A really enjoyable piece of near-future sci-fi. The premise of this book is fairly simple – somewhere in the fairly near future, society has collapsed and rebuilt itself with the addition of the “veneer”, the supposedly innate ability of the people to shape their world to look like whatever they want it to look like. When a young man starts to see underneath the veneer, he starts on a track that leads him to attempt to take down the system. Helping him are his girlfriend and best friend; against him, an entire system of secret agents, plus his childhood nemesis. The main question here is an interesting one. What would the world be like if we could shape it to suit our desires, like we can online now? The veneer is a means of control for the corporations – things look pretty, so no one questions what the world is like without it. A single corrupt company essentially controls the world, and their agents enforce the control using deadly force, if necessary. The young characters are well drawn and strongly motivated, whether they’re good or evil. I do have some issues with how the author treats homosexuality, but overall I was really engaged by the writing and the book as a whole.

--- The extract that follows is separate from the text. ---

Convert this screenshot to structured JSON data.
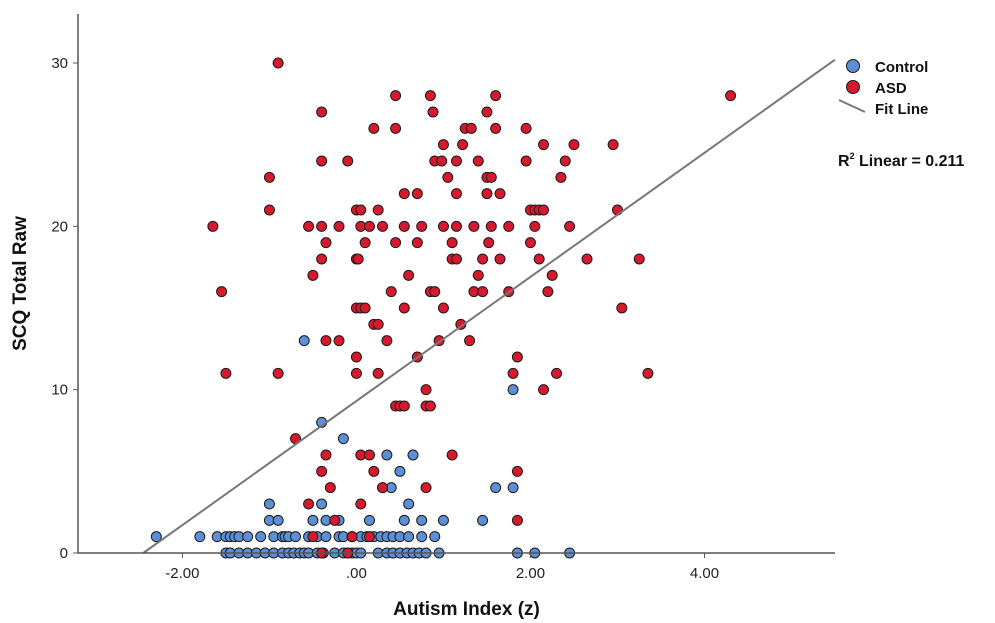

Daniel Verastiqui’s best book yet. I have read a couple of his books before, and was graced with an advanced copy. Perion Synthetics is his best book yet. He follows different characters, giving you a well rounded view of the futuristic world through many different lenses, leaving you frantically reading for more, unable to put the book down. Throughout the whole book, you are not only entertained with an interesting story, but left with a nagging thought of what is truly a human soul vs artificial intelligence, and what are its rights. I have dismissed such conversations before, but Perion Synthetics presents some realistic issues we may face in the not too distant future. For those needing to know more specifics for youths reading it: There is explicit language, sex, and violence. This may not be a book for people under 16. But for science fiction readers who don’t mind that like I do, this book is a great read. I recommend it for anyone’s library.